My heart remains a little heavy but I am now beginning to look at this move is a new adventure rather than as a bitter pill to swallow.  Amazing, the resiliency of the human spirit.  I will have new kids to think of as "my kids."  I will have a new beginning at a time in my life when new beginnings aren't that common.  I will have new colleagues, new friendships to build, and a new food service from which to get my lunch!  I will make the best of this or die trying!

And so there isn't all that much here yet this summer about scooter rides.  Hopefully, there will be before I need to tie a necktie around my neck again, put on my best Mr. Rogers smile, and pick up a piece of chalk to write my name on a new blackboard for the first time.


And now for something completely new and different...  (Show of hands if you remember that line.)  There is a scooter group forming locally and hopefully I will get to meet some of the gang on Saturday when they are holding what they're calling "A Rally That's Not a Rally" at a park not far from here.  Ironically, I just happened to meet up with the founder of the group at a local ice cream joint last weekend about two days after having made his acquaintance on Facebook.  I almost heard "The Twilight Zone" playing in the background when we met up by chance like that.

So that's my latest report.  Happy two wheeling to all, and to all a good night!





3 comments:

irondad said...

I tend to think of myself more as a travel trailer these days. When you think of yourself as a house a lot depends on the foundation. In today's world foundations get shaken up more often. Then what do you do?

With a travel trailer you just move a bit and try something new. Like your expression of a new adventure. I call that attitude "rigidly flexible".

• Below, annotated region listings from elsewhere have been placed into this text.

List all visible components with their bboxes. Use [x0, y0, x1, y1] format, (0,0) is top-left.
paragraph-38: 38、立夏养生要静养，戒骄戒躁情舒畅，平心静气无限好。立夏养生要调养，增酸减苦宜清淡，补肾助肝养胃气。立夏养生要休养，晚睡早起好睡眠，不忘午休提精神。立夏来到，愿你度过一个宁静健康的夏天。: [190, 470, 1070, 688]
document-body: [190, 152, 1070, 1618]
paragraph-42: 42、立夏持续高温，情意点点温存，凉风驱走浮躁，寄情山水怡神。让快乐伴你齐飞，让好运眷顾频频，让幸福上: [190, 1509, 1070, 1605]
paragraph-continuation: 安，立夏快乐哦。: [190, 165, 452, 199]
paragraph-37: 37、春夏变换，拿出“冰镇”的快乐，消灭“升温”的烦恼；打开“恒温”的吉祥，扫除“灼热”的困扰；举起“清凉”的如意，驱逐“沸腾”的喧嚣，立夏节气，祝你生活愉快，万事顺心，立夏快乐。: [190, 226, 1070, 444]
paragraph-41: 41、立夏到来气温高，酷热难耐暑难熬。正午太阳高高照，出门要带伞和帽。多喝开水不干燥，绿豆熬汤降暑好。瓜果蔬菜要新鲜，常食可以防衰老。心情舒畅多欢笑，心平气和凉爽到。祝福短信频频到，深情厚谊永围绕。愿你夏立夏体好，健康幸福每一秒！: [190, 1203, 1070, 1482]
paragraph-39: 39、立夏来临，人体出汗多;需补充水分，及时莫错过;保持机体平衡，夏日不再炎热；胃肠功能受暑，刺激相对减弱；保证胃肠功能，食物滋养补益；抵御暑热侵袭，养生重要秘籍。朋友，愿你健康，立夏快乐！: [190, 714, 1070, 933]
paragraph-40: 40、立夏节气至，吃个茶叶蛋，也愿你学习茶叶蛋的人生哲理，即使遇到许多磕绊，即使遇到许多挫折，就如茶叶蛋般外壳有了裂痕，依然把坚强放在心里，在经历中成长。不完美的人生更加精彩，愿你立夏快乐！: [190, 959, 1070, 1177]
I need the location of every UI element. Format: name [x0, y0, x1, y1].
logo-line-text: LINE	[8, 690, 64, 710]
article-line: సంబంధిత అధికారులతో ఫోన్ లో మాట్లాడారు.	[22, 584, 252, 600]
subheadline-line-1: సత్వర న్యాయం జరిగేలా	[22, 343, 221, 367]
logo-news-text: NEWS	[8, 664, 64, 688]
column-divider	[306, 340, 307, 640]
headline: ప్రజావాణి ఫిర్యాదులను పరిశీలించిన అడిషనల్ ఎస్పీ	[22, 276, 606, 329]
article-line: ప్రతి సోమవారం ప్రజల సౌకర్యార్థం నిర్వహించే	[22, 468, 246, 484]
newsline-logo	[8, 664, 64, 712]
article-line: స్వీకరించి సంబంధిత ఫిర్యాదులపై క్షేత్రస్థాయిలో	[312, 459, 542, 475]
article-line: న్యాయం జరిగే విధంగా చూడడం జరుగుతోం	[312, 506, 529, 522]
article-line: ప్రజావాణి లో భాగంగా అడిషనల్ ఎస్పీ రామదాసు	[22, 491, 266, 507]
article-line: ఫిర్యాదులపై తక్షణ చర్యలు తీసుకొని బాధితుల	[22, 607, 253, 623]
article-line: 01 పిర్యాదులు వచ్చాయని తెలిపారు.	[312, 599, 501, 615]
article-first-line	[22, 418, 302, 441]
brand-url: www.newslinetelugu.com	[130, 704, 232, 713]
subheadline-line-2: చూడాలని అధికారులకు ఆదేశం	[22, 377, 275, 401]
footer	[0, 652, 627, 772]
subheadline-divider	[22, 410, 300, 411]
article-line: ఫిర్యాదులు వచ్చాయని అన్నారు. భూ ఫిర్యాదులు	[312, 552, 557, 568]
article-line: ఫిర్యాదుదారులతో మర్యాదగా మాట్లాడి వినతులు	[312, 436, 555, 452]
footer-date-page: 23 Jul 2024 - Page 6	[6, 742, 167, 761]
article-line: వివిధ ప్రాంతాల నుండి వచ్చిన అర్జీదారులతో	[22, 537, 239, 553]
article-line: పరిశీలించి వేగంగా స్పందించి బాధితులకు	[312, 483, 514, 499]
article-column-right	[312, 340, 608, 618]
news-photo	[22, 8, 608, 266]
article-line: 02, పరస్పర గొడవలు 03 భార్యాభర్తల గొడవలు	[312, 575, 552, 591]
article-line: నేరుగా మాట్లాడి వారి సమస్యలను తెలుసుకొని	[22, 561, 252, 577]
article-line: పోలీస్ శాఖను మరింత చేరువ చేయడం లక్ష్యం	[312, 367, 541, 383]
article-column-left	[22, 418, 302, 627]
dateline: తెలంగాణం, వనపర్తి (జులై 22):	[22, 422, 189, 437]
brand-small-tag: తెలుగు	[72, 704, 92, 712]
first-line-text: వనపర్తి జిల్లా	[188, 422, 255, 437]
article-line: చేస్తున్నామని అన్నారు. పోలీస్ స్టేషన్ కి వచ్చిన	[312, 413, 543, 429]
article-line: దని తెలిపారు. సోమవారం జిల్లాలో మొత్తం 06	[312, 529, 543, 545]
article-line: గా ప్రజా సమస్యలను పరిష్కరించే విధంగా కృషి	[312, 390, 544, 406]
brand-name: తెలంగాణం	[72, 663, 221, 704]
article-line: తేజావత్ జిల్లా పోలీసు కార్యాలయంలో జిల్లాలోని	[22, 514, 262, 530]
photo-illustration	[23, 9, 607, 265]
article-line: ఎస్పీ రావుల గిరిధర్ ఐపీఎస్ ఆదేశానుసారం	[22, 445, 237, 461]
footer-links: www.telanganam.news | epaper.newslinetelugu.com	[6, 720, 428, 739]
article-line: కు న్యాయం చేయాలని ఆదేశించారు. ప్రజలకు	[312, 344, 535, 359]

It was weird to see the words gang and scooter in the same context!

Joe said...

Good attitude, Dan! And, one of the last things I did before I said goodbye to the old place was pack up the quotation of yours that was on my desk for the past two years. It will be on my new one just as soon as I set everything up. More than ever, I will need to be reminded of it as I start anew.

Okay, not THAT kind of GANG!

-Joe

Unknown said...

Joe:

I know that as we age we are more inflexible towards change and the unknown. If this had been private industry it could have been worse, at least you are still working and not a down-sized statistic. You can still relieve stress by going for a ride, perhaps longer than you are used to. As you say, new people to meet, new students and a new challenge in a new place where you are the new kid.